Personhood laws that states are trying to install set up more imprisonments of mothers who lose their children to miscarriage, who are shown to drink or do drugs during pregnancy, or who seek to abort a pregnancy. (A hidden provision of the Republican tax plan would create personhood for a fetus, and pave the way for abortion to be illegal and mothers prosecuted for miscarrying or bad behavior during pregnancy, stripping the woman of civil and human rights.)

The way that women who have been victims of sexual assault, become victimized by the predators with the assistance of the judicial system is the reason that so few have come forward before to charge Trump, Roy Moore and others.

Discrimination in sentencing: African-American men serve prison sentences that average almost 20 percent longer than those served by white men for similar crimes, according to a study by the U.S. Sentencing Commission. There has a consequence for voting rights as well, with as many as 6 million blacks (one in 13) disenfranchised because of a prison record.

School to prison pipeline67,000 preschool kids, 3 and 4 years old, are being suspended or expelled a year for ‘infractions’ that might be considered normal development, but African American kids are twice as likely to be punished in this way, setting the stage for failure in school and ultimately a path to prison.

Privatizing Prisons:  Meanwhile, AG Sessions has abandoned efforts to reform sentencing guidelines which profit private prison companies and have made the US the most incarcerated country on earth. His renewed War on Drugs policy – overturning Obama’s effort to empty prisons of unfairly sentenced individuals – assures they will be full, and profitable.

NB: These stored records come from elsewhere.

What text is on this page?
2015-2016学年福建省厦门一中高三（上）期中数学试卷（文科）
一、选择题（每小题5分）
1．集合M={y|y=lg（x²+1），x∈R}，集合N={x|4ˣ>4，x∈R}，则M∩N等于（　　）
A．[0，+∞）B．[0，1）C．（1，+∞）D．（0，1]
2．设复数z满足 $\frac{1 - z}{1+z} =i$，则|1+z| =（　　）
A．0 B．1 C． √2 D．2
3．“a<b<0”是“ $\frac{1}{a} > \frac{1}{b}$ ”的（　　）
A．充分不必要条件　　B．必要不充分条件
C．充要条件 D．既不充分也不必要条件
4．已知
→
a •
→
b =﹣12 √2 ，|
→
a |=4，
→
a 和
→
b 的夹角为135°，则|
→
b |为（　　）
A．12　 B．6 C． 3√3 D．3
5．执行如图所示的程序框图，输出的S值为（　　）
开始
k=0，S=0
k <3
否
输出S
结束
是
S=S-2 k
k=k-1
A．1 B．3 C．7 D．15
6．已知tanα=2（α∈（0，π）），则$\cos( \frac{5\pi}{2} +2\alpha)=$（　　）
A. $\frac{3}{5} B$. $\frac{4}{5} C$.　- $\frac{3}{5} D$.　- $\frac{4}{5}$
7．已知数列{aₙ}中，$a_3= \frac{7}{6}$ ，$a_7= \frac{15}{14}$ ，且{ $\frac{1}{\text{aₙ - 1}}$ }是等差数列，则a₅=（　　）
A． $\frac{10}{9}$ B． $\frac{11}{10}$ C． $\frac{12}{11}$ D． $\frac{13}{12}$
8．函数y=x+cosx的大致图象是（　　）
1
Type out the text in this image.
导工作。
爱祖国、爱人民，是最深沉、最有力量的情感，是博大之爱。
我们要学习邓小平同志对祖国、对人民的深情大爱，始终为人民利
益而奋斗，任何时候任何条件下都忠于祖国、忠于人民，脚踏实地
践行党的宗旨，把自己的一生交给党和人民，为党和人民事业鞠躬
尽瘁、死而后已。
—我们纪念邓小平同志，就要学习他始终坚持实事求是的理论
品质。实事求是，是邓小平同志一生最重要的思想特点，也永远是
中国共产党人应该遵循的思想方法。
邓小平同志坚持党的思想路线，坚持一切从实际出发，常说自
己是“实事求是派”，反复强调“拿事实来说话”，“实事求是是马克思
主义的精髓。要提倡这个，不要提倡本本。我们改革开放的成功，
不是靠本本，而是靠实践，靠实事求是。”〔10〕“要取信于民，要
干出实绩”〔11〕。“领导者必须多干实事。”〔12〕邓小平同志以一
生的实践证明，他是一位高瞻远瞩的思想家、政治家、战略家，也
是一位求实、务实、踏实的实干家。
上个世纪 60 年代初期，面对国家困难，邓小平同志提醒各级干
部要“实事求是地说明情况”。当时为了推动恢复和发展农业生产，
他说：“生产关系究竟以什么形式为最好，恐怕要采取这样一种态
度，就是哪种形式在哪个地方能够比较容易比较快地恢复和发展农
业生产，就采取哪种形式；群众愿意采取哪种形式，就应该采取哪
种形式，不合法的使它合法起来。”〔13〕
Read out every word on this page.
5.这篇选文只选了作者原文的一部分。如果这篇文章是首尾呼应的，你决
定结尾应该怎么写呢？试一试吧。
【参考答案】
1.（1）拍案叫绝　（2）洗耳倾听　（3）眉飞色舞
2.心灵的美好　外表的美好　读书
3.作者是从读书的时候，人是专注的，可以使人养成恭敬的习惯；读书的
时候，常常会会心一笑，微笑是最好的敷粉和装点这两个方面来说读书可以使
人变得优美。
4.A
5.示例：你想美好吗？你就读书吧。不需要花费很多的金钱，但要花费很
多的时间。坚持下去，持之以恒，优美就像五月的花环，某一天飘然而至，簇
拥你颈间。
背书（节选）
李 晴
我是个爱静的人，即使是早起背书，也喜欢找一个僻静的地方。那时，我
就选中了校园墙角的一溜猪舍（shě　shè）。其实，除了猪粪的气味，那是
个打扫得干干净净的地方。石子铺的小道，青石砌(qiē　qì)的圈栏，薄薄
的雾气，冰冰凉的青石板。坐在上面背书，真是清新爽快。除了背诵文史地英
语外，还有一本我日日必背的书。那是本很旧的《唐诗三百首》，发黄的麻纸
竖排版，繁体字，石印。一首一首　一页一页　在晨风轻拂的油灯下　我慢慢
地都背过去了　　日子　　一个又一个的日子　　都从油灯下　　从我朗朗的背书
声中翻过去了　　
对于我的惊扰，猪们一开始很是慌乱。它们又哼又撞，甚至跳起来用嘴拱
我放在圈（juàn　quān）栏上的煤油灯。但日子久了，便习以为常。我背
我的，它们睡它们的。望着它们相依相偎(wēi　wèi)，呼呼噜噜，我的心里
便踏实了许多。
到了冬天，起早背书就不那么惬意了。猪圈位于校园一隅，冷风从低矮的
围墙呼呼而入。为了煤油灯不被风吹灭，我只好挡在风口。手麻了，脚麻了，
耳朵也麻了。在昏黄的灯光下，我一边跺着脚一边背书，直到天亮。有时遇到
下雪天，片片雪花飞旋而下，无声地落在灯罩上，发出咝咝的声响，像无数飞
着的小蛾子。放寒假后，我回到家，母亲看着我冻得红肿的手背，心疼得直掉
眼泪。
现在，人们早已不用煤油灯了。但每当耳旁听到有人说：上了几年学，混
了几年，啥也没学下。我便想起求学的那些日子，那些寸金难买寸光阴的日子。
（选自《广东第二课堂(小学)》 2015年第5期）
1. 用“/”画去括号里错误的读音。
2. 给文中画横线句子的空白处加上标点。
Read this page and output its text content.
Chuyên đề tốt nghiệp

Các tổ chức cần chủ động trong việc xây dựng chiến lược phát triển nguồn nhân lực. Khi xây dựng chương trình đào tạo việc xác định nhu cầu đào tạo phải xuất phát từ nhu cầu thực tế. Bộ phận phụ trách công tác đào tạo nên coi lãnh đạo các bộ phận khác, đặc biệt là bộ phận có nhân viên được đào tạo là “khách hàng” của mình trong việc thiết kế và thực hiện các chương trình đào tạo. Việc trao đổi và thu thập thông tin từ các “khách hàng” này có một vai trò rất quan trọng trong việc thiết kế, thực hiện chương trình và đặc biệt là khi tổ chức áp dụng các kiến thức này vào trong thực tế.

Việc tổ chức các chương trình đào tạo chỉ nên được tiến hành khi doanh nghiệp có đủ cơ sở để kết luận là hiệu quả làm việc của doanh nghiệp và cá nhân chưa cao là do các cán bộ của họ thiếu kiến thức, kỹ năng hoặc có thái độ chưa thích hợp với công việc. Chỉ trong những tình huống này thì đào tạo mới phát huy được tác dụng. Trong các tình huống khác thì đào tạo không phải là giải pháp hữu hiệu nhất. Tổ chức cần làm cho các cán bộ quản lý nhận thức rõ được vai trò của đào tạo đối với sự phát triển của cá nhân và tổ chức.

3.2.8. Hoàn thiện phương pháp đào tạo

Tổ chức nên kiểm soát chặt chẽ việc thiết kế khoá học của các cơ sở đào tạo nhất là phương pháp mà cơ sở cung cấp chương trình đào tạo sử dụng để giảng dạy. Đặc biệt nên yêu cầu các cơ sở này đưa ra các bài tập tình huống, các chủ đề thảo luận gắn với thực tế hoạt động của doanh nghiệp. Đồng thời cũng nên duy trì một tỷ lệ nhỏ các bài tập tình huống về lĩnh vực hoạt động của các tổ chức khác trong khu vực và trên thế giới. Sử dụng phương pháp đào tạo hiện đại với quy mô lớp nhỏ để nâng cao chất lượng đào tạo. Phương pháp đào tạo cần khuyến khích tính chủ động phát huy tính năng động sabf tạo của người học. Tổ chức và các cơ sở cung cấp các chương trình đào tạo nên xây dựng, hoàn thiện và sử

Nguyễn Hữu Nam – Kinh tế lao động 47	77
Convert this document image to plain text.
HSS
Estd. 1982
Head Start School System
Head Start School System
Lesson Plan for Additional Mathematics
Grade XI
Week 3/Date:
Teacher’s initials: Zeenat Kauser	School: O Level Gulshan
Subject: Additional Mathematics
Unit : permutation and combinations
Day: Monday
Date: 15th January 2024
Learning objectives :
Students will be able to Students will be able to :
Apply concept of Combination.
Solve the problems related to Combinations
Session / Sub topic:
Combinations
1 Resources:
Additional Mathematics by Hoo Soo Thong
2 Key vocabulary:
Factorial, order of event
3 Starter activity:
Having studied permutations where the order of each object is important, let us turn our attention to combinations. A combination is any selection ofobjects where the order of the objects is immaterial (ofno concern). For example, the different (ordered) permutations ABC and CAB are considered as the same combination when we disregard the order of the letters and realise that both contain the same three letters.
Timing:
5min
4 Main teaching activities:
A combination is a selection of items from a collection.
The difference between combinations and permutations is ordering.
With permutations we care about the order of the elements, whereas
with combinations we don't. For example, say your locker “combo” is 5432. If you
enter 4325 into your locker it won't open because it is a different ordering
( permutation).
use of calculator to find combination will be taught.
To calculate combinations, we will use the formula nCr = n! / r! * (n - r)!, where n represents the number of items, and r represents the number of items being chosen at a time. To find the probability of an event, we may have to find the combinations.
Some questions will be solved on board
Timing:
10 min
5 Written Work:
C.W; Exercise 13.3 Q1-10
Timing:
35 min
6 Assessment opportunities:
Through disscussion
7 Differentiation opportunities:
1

Raise your hand if you believe Jared Kushner will ever go to jail for lying to Congress and federal agent, conspiracy, treason, dealing with sanctioned Russian banks and oligarchs, and obstruction of justice? Can you imagine what would happen if instead of Don Jr., it was Chelsea Clinton who met with the Russians? But as long as you can imagine a different result depending upon who is president, judge, prosecutor  or defendant, or which party is in control of Congress, there is no “Rule of Law” or equal justice.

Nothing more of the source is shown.